HPV for the Dinner Table

Thank you for reading on.
Human papillomavirus is a group of more than 120 different viruses that are primarily sexually transmitted. Which means that any sexually active person can (and statistically does) get one or more in their lifetime. For the most part, these viruses go away on their own. Yet for such a strikingly omnipresent virus, the population is woefully uninformed about its reach. There are 13 serious types of HPV that have been shown to cause cervical cancer. Two of them cause 70% of all cases of cervical cancer: HPV types 16 & 18. They don't go away on their own.

Guess which ones I got.

Everything is going to be fine. There's plenty of protocol for cutting and scraping and biopsy to manage their presence and their pre-cancerous states.
I feel lucky. I happen to have health care and routine screening detected them. But lesions manifest in stages without rhyme or reason and progress at their own rates, so time is a real wild card with HPV.

Yet here's the thing: I'm pretty sure my experience was far from unique and it really makes me grumpy.  When I landed in the arena of HPV information overload, I did what I presume any angry, partner-less gal would do - I went for inquiry and edification. When something unexpected and infuriating happens to me, I need information. And I need to spread it around. It wasn't fun, but my coping mechanism included contacting past partners. There is absolutely no protocol for this, because unlike most sexually transmitted diseases, HPV is a sexually transmitted viral infection which most often goes away on its own, and male partners are very unlikely to have symptoms of HPV. On top of that, there is no standard screening technology for HPV in men. They can pass it along and be none the wiser. Think about it - for men to give it, they have to get it. While it is not likely that contacting past partners is going to identify who had what and when (because HPV is slow to show itself), that's no excuse at all for men and women alike not to know a thing or two about it.

I will admit, I was really hoping one of these guys would say, "Why yes, I knew my ex/partner/fling had HPV. I should have thought to tell you that."  No such luck. I was angry, emotionally impaired, and suffering inconvenient and invasive procedures. I really wanted men in particular to care. I communicated with half a dozen men between the ages of 35 and 55 including some past partners, and not a single one really knew much about HPV. They certainly didn't get how they had a stake in the game. And this bothered me a lot. Half of those 6 are fathers of daughters. And the way I see it, if you're having sex or parenting a child who will have sex, you oughta know your stuff. Half of the women I talked to had some experience with HPV. Half did not.

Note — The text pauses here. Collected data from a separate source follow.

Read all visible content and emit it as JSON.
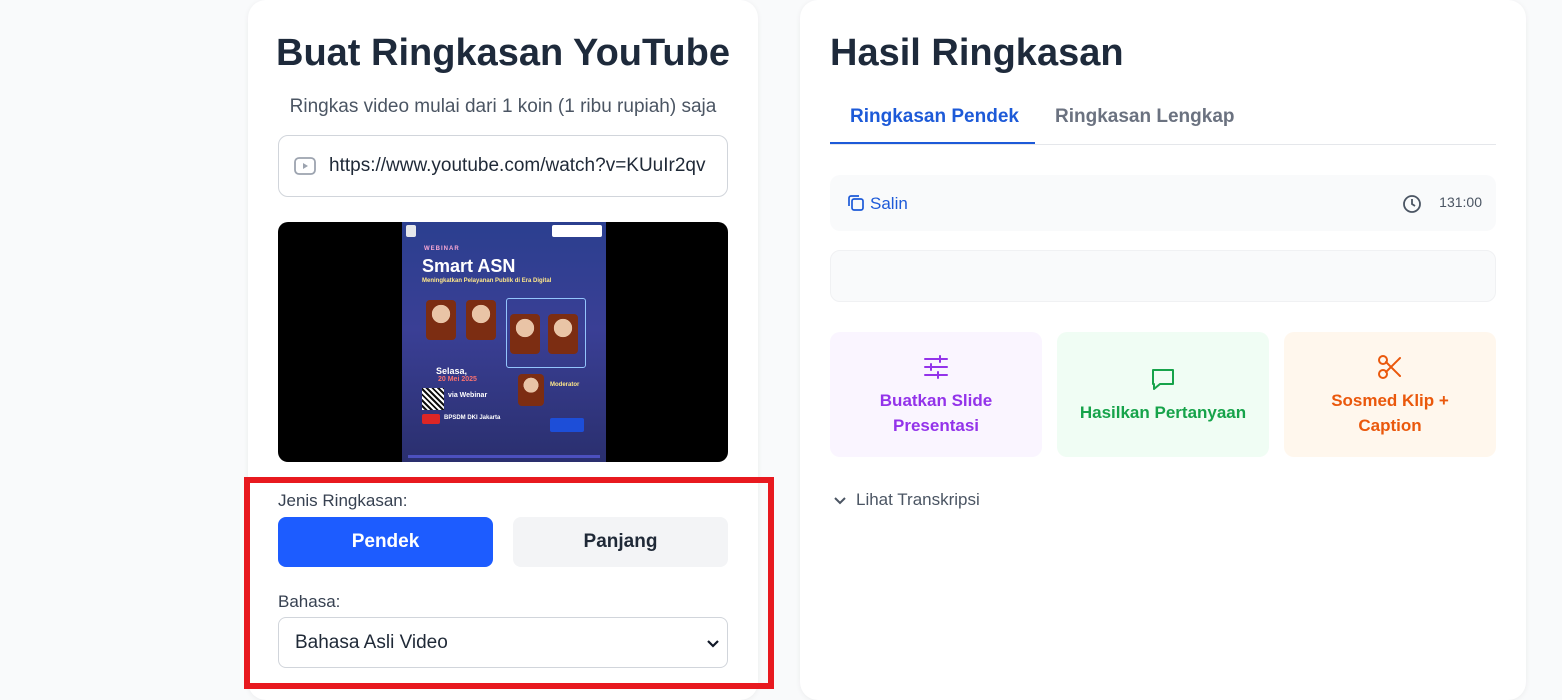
{
  "left": {
    "title": "Buat Ringkasan YouTube",
    "subtitle": "Ringkas video mulai dari 1 koin (1 ribu rupiah) saja",
    "url_value": "https://www.youtube.com/watch?v=KUuIr2qv",
    "thumbnail": {
      "tag": "WEBINAR",
      "title": "Smart ASN",
      "subtitle": "Meningkatkan Pelayanan Publik di Era Digital",
      "date_day": "Selasa,",
      "date": "20 Mei 2025",
      "via": "via Webinar",
      "channel": "BPSDM DKI Jakarta",
      "moderator": "Moderator"
    },
    "jenis_label": "Jenis Ringkasan:",
    "btn_pendek": "Pendek",
    "btn_panjang": "Panjang",
    "bahasa_label": "Bahasa:",
    "bahasa_selected": "Bahasa Asli Video"
  },
  "right": {
    "title": "Hasil Ringkasan",
    "tab_active": "Ringkasan Pendek",
    "tab_inactive": "Ringkasan Lengkap",
    "copy_label": "Salin",
    "duration": "131:00",
    "actions": [
      {
        "label": "Buatkan Slide Presentasi",
        "color": "#9333ea"
      },
      {
        "label": "Hasilkan Pertanyaan",
        "color": "#16a34a"
      },
      {
        "label": "Sosmed Klip + Caption",
        "color": "#ea580c"
      }
    ],
    "transcript_label": "Lihat Transkripsi"
  },
  "colors": {
    "primary": "#1d5cff",
    "highlight": "#e8191f"
  }
}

Ladies, we are in trouble when our own men can't share the cocktail party conversation about the inconvenience of this scourge. It affects everyone. It's also preventable, which is what the HPV vaccination campaign for all children aged 11 & 12 years old is about. I'm not crazy about the way this campaign is being conducted and tested on our kids, but I 100% appreciate the idea that it's a vehicle to get a transparent conversation going about this onerous  infection, and that the burden to making a change is shared between the sexes.

HPV can be talked about at every dinner table. It's that commonly experienced, it's that relevant.
Sadly, I feel that I lost at least one friend bringing the conversation around, and I certainly didn't come out ahead or appreciated bringing it to attention of another. I stand by edification. Serve it!